The new gain system is phenomenal. Let me say that again, this time with quotable bits.
“Phenomenal.”
Into either single-ended or balanced ports, highly sensitive earphones are able to achieve perfect L/R balance at low volume levels. The previous Rx MKIII-B did what every Rx amp did, output flawless resolution into any earphone or headphone. But it also output too much volume at the lowest left-right balanced volume levels. Eardrums bled. It also had less than a 10% margin of error between its on state and a volume level which was too loud for pairing with sensitive IEMs. B+ allows around a quarter turn of the volume pot before driving your eardrums bonkers. Whatever mileage you cover, these sensitive ears are thrilled.
The benefits of control would be for naught if output power dropped across the board. It does not. The B+ retains the same power that its predecessor boasted. That is, it exhibits incredible top to bottom control at every current and voltage requirement. It is one of a baby's handful of portable amps that effortlessly powers both earphones as well as it does voltage-hungry planar magnetic headphones. Output impedance of less than 1Ω along with the current necessary to sustain high-resolution images really is key.
But B+ takes the Rx series to a couple of new places. It is the first of the series to round the spatial image into a mild parabola. The parabolic bulge is parsed thusly: a mild directrix rather directing the midrange, highs and lows fluttering at the sides and back. Top and bottom tails curl away to infinity on either side. The net effect is a greater 3D image than ever before. Similarly, contrast between mids and spectral extremities is starker than in earlier models. Is it a funner sound? Maybe. It is a softer, more subtle sound; a sound I realise now that I have long longed for.

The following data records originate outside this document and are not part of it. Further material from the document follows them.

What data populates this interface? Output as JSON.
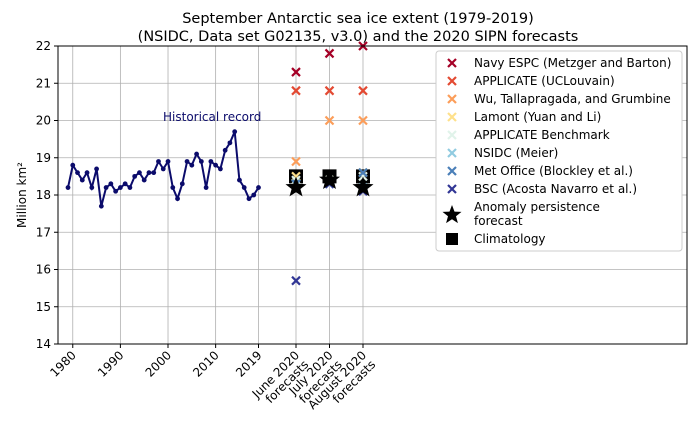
{
  "chart_data": {
    "type": "scatter",
    "title": "September Antarctic sea ice extent (1979-2019)",
    "subtitle": "(NSIDC, Data set G02135, v3.0) and the 2020 SIPN forecasts",
    "ylabel": "Million km²",
    "ylim": [
      14,
      22
    ],
    "yticks": [
      14,
      15,
      16,
      17,
      18,
      19,
      20,
      21,
      22
    ],
    "xticks": [
      "1980",
      "1990",
      "2000",
      "2010",
      "2019",
      "June 2020 forecasts",
      "July 2020 forecasts",
      "August 2020 forecasts"
    ],
    "grid": true,
    "annotation": "Historical record",
    "legend_placement": "top-right",
    "historical": {
      "years": [
        1979,
        1980,
        1981,
        1982,
        1983,
        1984,
        1985,
        1986,
        1987,
        1988,
        1989,
        1990,
        1991,
        1992,
        1993,
        1994,
        1995,
        1996,
        1997,
        1998,
        1999,
        2000,
        2001,
        2002,
        2003,
        2004,
        2005,
        2006,
        2007,
        2008,
        2009,
        2010,
        2011,
        2012,
        2013,
        2014,
        2015,
        2016,
        2017,
        2018,
        2019
      ],
      "values": [
        18.2,
        18.8,
        18.6,
        18.4,
        18.6,
        18.2,
        18.7,
        17.7,
        18.2,
        18.3,
        18.1,
        18.2,
        18.3,
        18.2,
        18.5,
        18.6,
        18.4,
        18.6,
        18.6,
        18.9,
        18.7,
        18.9,
        18.2,
        17.9,
        18.3,
        18.9,
        18.8,
        19.1,
        18.9,
        18.2,
        18.9,
        18.8,
        18.7,
        19.2,
        19.4,
        19.7,
        18.4,
        18.2,
        17.9,
        18.0,
        18.2
      ],
      "color": "#0b0b6b"
    },
    "series": [
      {
        "name": "Navy ESPC (Metzger and Barton)",
        "color": "#a50026",
        "marker": "x",
        "values": [
          21.3,
          21.8,
          22.0
        ]
      },
      {
        "name": "APPLICATE (UCLouvain)",
        "color": "#e34a33",
        "marker": "x",
        "values": [
          20.8,
          20.8,
          20.8
        ]
      },
      {
        "name": "Wu, Tallapragada, and Grumbine",
        "color": "#fc9d59",
        "marker": "x",
        "values": [
          18.9,
          20.0,
          20.0
        ]
      },
      {
        "name": "Lamont (Yuan and Li)",
        "color": "#fee08b",
        "marker": "x",
        "values": [
          18.5,
          18.4,
          18.6
        ]
      },
      {
        "name": "APPLICATE Benchmark",
        "color": "#e0f3ea",
        "marker": "x",
        "values": [
          18.4,
          18.4,
          18.5
        ]
      },
      {
        "name": "NSIDC (Meier)",
        "color": "#91cbe0",
        "marker": "x",
        "values": [
          18.3,
          18.3,
          18.2
        ]
      },
      {
        "name": "Met Office (Blockley et al.)",
        "color": "#4a7fb8",
        "marker": "x",
        "values": [
          18.3,
          18.3,
          18.6
        ]
      },
      {
        "name": "BSC (Acosta Navarro et al.)",
        "color": "#313695",
        "marker": "x",
        "values": [
          15.7,
          18.3,
          18.1
        ]
      },
      {
        "name": "Anomaly persistence forecast",
        "color": "#000000",
        "marker": "star",
        "values": [
          18.2,
          18.4,
          18.2
        ]
      },
      {
        "name": "Climatology",
        "color": "#000000",
        "marker": "square",
        "values": [
          18.5,
          18.5,
          18.5
        ]
      }
    ]
  }
}
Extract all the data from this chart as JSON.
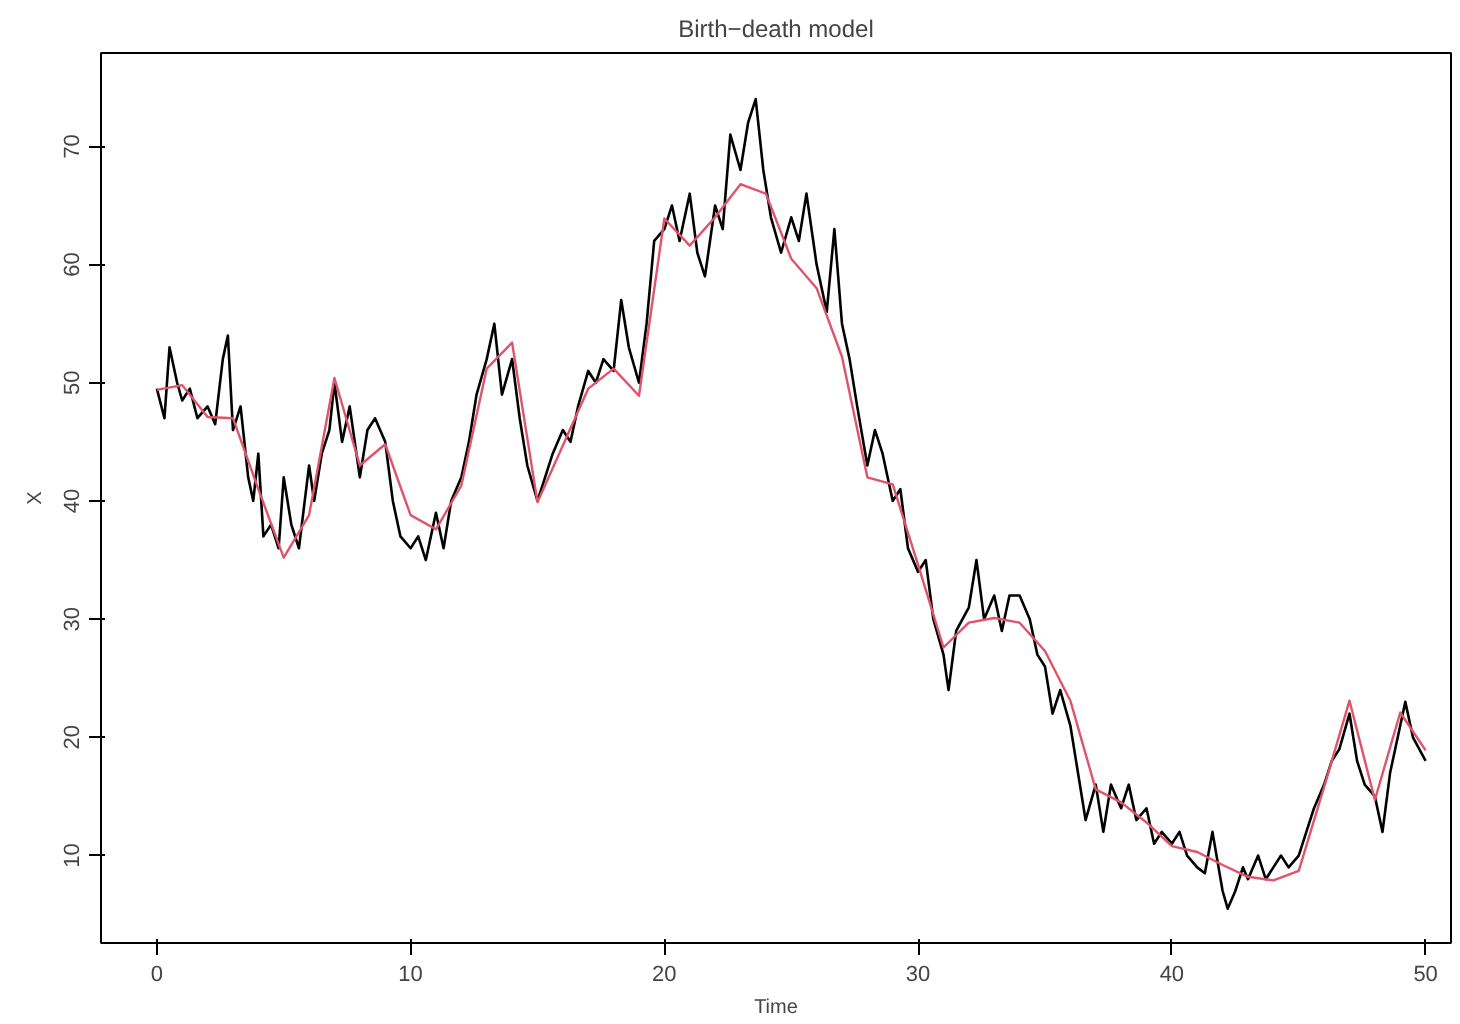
{
  "chart_data": {
    "type": "line",
    "title": "Birth−death model",
    "xlabel": "Time",
    "ylabel": "X",
    "xlim": [
      -2.2,
      51
    ],
    "ylim": [
      2.6,
      77.9
    ],
    "xticks": [
      0,
      10,
      20,
      30,
      40,
      50
    ],
    "yticks": [
      10,
      20,
      30,
      40,
      50,
      60,
      70
    ],
    "grid": false,
    "line_style": "solid",
    "marker": "none",
    "series": [
      {
        "color": "#000000",
        "x": [
          0,
          0.3,
          0.5,
          0.8,
          1,
          1.3,
          1.6,
          2,
          2.3,
          2.6,
          2.8,
          3.0,
          3.3,
          3.6,
          3.8,
          4.0,
          4.2,
          4.5,
          4.8,
          5.0,
          5.3,
          5.6,
          6.0,
          6.2,
          6.5,
          6.8,
          7,
          7.3,
          7.6,
          8,
          8.3,
          8.6,
          9,
          9.3,
          9.6,
          10,
          10.3,
          10.6,
          11,
          11.3,
          11.6,
          12,
          12.3,
          12.6,
          13,
          13.3,
          13.6,
          14,
          14.3,
          14.6,
          15,
          15.3,
          15.6,
          16,
          16.3,
          16.6,
          17,
          17.3,
          17.6,
          18,
          18.3,
          18.6,
          19,
          19.3,
          19.6,
          20,
          20.3,
          20.6,
          21,
          21.3,
          21.6,
          22,
          22.3,
          22.6,
          23,
          23.3,
          23.6,
          23.9,
          24.2,
          24.6,
          25,
          25.3,
          25.6,
          26,
          26.4,
          26.7,
          27,
          27.3,
          27.6,
          28,
          28.3,
          28.6,
          29,
          29.3,
          29.6,
          30,
          30.3,
          30.6,
          31,
          31.2,
          31.5,
          32,
          32.3,
          32.6,
          33,
          33.3,
          33.6,
          34,
          34.4,
          34.7,
          35,
          35.3,
          35.6,
          36,
          36.3,
          36.6,
          37,
          37.3,
          37.6,
          38,
          38.3,
          38.6,
          39,
          39.3,
          39.6,
          40,
          40.3,
          40.6,
          41,
          41.3,
          41.6,
          42,
          42.2,
          42.5,
          42.8,
          43,
          43.4,
          43.7,
          44,
          44.3,
          44.6,
          45,
          45.3,
          45.6,
          46,
          46.3,
          46.6,
          47,
          47.3,
          47.6,
          48,
          48.3,
          48.6,
          49,
          49.2,
          49.5,
          50
        ],
        "values": [
          49.5,
          47,
          53,
          50,
          48.5,
          49.5,
          47,
          48,
          46.5,
          52,
          54,
          46,
          48,
          42,
          40,
          44,
          37,
          38,
          36,
          42,
          38,
          36,
          43,
          40,
          44,
          46,
          50,
          45,
          48,
          42,
          46,
          47,
          45,
          40,
          37,
          36,
          37,
          35,
          39,
          36,
          40,
          42,
          45,
          49,
          52,
          55,
          49,
          52,
          47,
          43,
          40,
          42,
          44,
          46,
          45,
          48,
          51,
          50,
          52,
          51,
          57,
          53,
          50,
          55,
          62,
          63,
          65,
          62,
          66,
          61,
          59,
          65,
          63,
          71,
          68,
          72,
          74,
          68,
          64,
          61,
          64,
          62,
          66,
          60,
          56,
          63,
          55,
          52,
          48,
          43,
          46,
          44,
          40,
          41,
          36,
          34,
          35,
          30,
          27,
          24,
          29,
          31,
          35,
          30,
          32,
          29,
          32,
          32,
          30,
          27,
          26,
          22,
          24,
          21,
          17,
          13,
          16,
          12,
          16,
          14,
          16,
          13,
          14,
          11,
          12,
          11,
          12,
          10,
          9,
          8.5,
          12,
          7,
          5.5,
          7,
          9,
          8,
          10,
          8,
          9,
          10,
          9,
          10,
          12,
          14,
          16,
          18,
          19,
          22,
          18,
          16,
          15,
          12,
          17,
          21,
          23,
          20,
          18
        ]
      },
      {
        "color": "#df536b",
        "x": [
          0,
          1,
          2,
          3,
          4,
          5,
          6,
          7,
          8,
          9,
          10,
          11,
          12,
          13,
          14,
          15,
          16,
          17,
          18,
          19,
          20,
          21,
          22,
          23,
          24,
          25,
          26,
          27,
          28,
          29,
          30,
          31,
          32,
          33,
          34,
          35,
          36,
          37,
          38,
          39,
          40,
          41,
          42,
          43,
          44,
          45,
          46,
          47,
          48,
          49,
          50
        ],
        "values": [
          49.4,
          49.8,
          47.1,
          47.0,
          41,
          35.2,
          38.8,
          50.4,
          43.0,
          44.8,
          38.8,
          37.6,
          41.3,
          51.2,
          53.4,
          39.9,
          44.7,
          49.5,
          51.2,
          48.9,
          63.9,
          61.6,
          64.0,
          66.8,
          66.0,
          60.5,
          58.0,
          52.2,
          42.0,
          41.4,
          34.6,
          27.6,
          29.7,
          30.1,
          29.7,
          27.3,
          23.1,
          15.6,
          14.5,
          12.8,
          10.8,
          10.3,
          9.2,
          8.2,
          7.9,
          8.7,
          15.8,
          23.1,
          14.7,
          22.1,
          18.9
        ]
      }
    ]
  }
}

Okay, damn it, the B+ is the funnest Rx yet. Its bass enhancement of ~5dB is subtle and less prone to bloom at high and mid-bass frequencies. Subtlety and fun. It's a wry combination upon which the Rx perches, looking down on the competition, like the Triad Audio L3, that is too big for its own good, or the VorzAMPduo, whose bass enhancement switch is far too much of a good thing. Subtle as the new Rx may be, speed remains top, and that famous resolution is as crisp as ever it was.
ohmage explained
I have no hesitation in recommending the Rx for any earphone or headphone setup out there. Performance is still Rx hardcore. But it is the B+'s refinement of the Rx image that endears it. It retains the signature Rx detail, stage width, and power, but reins in the bits that weren’t perfect. There is precious little else ALO Audio could do to further impress me. My beans thoroughly have been cooked.